Albany, N.Y. — New York’s prison system unfairly punished more than 2,000 prisoners after tests of suspected contraband substances falsely tested positive for drugs, according to a report released Thursday. In hundreds of cases, the prisoners had committed no offense, but the flawed results were used to put them in solitary confinement, halt family visits, or cancel parole hearings.
The report by Inspector General Lucy Lang found that state prison staff failed to confirm the test results with an outside lab. The manufacturer of the contraband screening drug tests, Sirchie Finger Print Laboratories, says in its instructions that the results from the drug tests should be treated as preliminary and unconfirmed.
The report also found that New York state prison staff failed to abide by protocols meant to prevent misidentifying contraband or cross-contaminating samples. The Sirchie NARK II contraband screening tests are used to detect synthetic cannabinoids and other types of drugs by putting substances into testing pouches. They sometimes cross-react with commonly used over-the-counter medications, as well as tea or protein powders sold within some state facilities, the report detailed.

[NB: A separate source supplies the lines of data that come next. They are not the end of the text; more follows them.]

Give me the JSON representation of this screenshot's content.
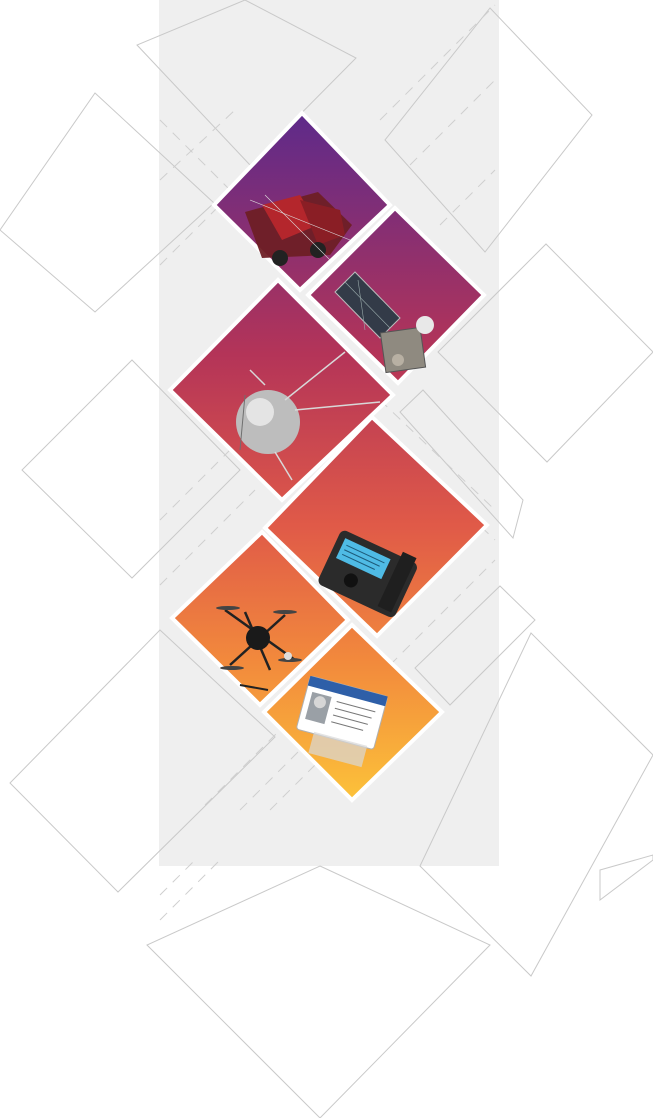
{
  "colors": {
    "panel": "#efefef",
    "gradient_top": "#5e2a8a",
    "gradient_mid": "#d94a4f",
    "gradient_bottom": "#fbbf3a",
    "line": "#c9c9c9"
  },
  "tiles": [
    {
      "id": "truck",
      "icon": "truck-icon"
    },
    {
      "id": "satellite",
      "icon": "satellite-icon"
    },
    {
      "id": "sputnik",
      "icon": "sputnik-icon"
    },
    {
      "id": "pager",
      "icon": "pager-icon"
    },
    {
      "id": "drone",
      "icon": "drone-icon"
    },
    {
      "id": "id-card",
      "icon": "id-card-icon"
    }
  ]
}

The manufacturer said their tests are designed to confirm probable cause the substance was likely a member of a family of commonly used drugs, not a specific substance, according to the report.
The report recommended New York state prisons provide additional training to testing officers and require them to notify their supervisors when potential discrepancies arise. It also called for tracking drug test results through a central inventory of tests to monitor for any trends that may hint at future errors.
“This investigation and the subsequent policy changes and record expungements represent one step closer to ensuring the level of integrity we should all expect and demand from the State,” Lang said in a statement.
New York’s Department of Corrections and Community Supervision raised the issue concerning the drug tests with the state Inspector General in August 2020, almost a year after the NARK II contraband screening tests were phased in state correctional facilities. Based on findings during the investigation, prison officials eventually reversed and expunged 704 disciplinary infractions based on the positive test results, according to the report. Some prisoners may have had more than one charge. They also reduced guilty charges in another 2,068 infractions.
By 2021, the corrections department contracted an outside lab to provide confirmatory testing and also created a new position for a senior officer responsible to ensure drug testers follow appropriate instructions.
“While the detection and removal of these substances is imperative, it must be done with accuracy and fairness,” the department’s Acting Commissioner Daniel F. Martuscello III said.
The department said that since the investigation, the department has since made improvements that align with the report’s recommendations.
This isn’t the first time the department had issues with false positive drug test results.
A previous investigation by the state Inspector General in 2022 found that the state correctional agency ignored test instructions and disciplined inmates based on inaccurate results from another kind of drug screening test made by manufacturer Microgenics Corp.
Martin Garcia, a resident of Queens who served eight years at Fishkill Correctional Facility, was nearing the end of his sentence when, much to his shock, his Microgenics urine drug test came back positive.
“I was going home. Why would I get high? It didn’t add up,” said Garcia, 38. “But I was distraught because, I’m like, how do you fail a drug test? Is this medical?”
He raised the issue with a prison supervisor who acknowledged that something was wrong. He says the disciplinary charge was dismissed based on a bureaucratic technicality, not retesting.
In 2019, hundreds of New York prisoners filed a federal class action lawsuit against Microgenics Corp., claiming the manufacturer failed to ensure that its device produced accurate results.
The state’s contraband drug testing program requires two tests for suspected illegal substances. The first is a presumptive test, which then has to be sent to an outside lab for confirmation.
Even in the preliminary tests, prison staff regularly failed to carry out the tests in a reliable way, the report found. In one case, officers used pen caps and pocketknives to place suspected contraband into the drug test kits, instead of using a clean loading device. That could have led to contamination of the test sample, leading to a false positive.
During the almost five-year period in which the department used the NARK II tests in its facilities, there were more than 9,000 guilty dispositions for drug possession.
Despite restricting families from sending packages to inmates and routinely screening prisoners for drugs, New York’s Department of Corrections and Community Supervision continues to struggle to curb the flow of illegal drugs in their facilities, the report said.